Frédéric Spinhirny : « La République se vit à visage découvert »

Enseignant en Prep’Ena à Sciences Po, Frédéric Spinhirny est aussi corédacteur en chef de la revue Gestions Hospitalières où il publie des articles de réflexion sur le soin et les pratiques managériales. En janvier 2015, il a publié son premier essai de philosophie l’Éloge de la dépense, le corps politique comme métaphore (éditions Sens&Tonka) qui analyse le conflit entre la pensée rationnelle propre aux sciences, et les besoins culturels propres à l’individu.

 

  1. Vingt ans après sa mort, la pensée de Lévinas vous paraît-elle rester vivante ?

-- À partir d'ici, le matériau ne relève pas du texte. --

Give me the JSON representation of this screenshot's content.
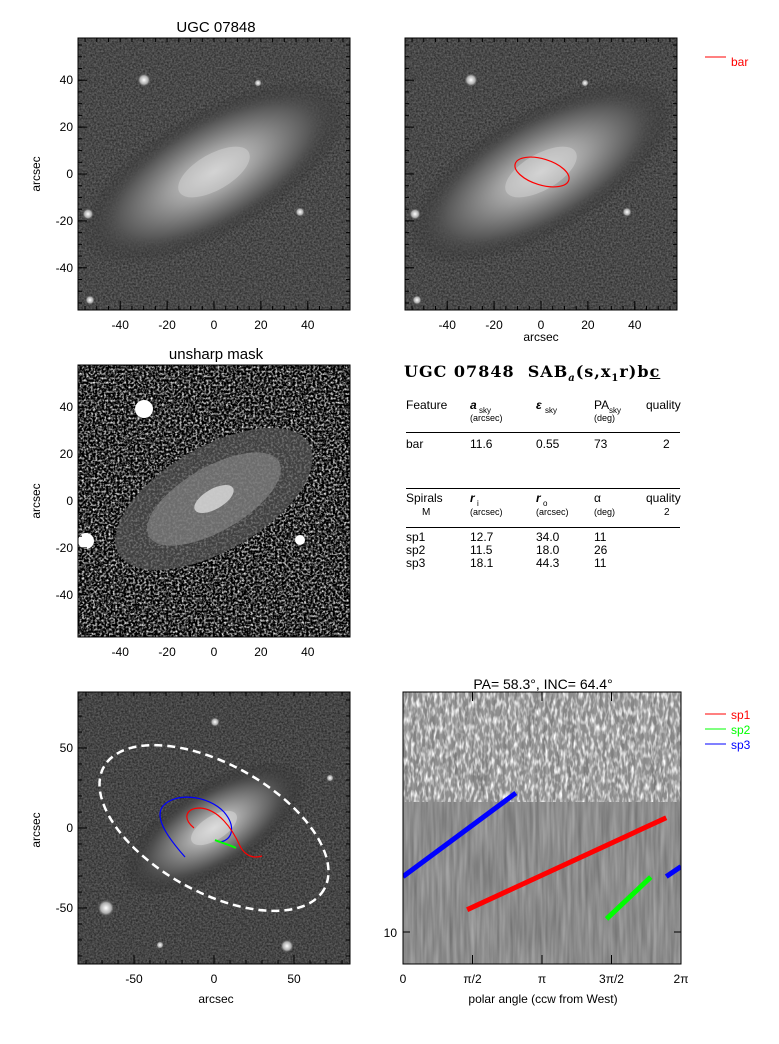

Pour qu’une pensée reste vivante il faut qu’elle soit maintenue en vie par des passeurs et qu’elle éclaire des enjeux d’actualité.

Personnellement, deux passeurs m’ont fait découvrir la pensée de Levinas : Gérard Bensussan, professeur à la faculté de philosophie de Strasbourg et Alain Finkielkraut qui a écrit un livre lumineux sur la pensée de Lévinas, La sagesse de l’amour[1].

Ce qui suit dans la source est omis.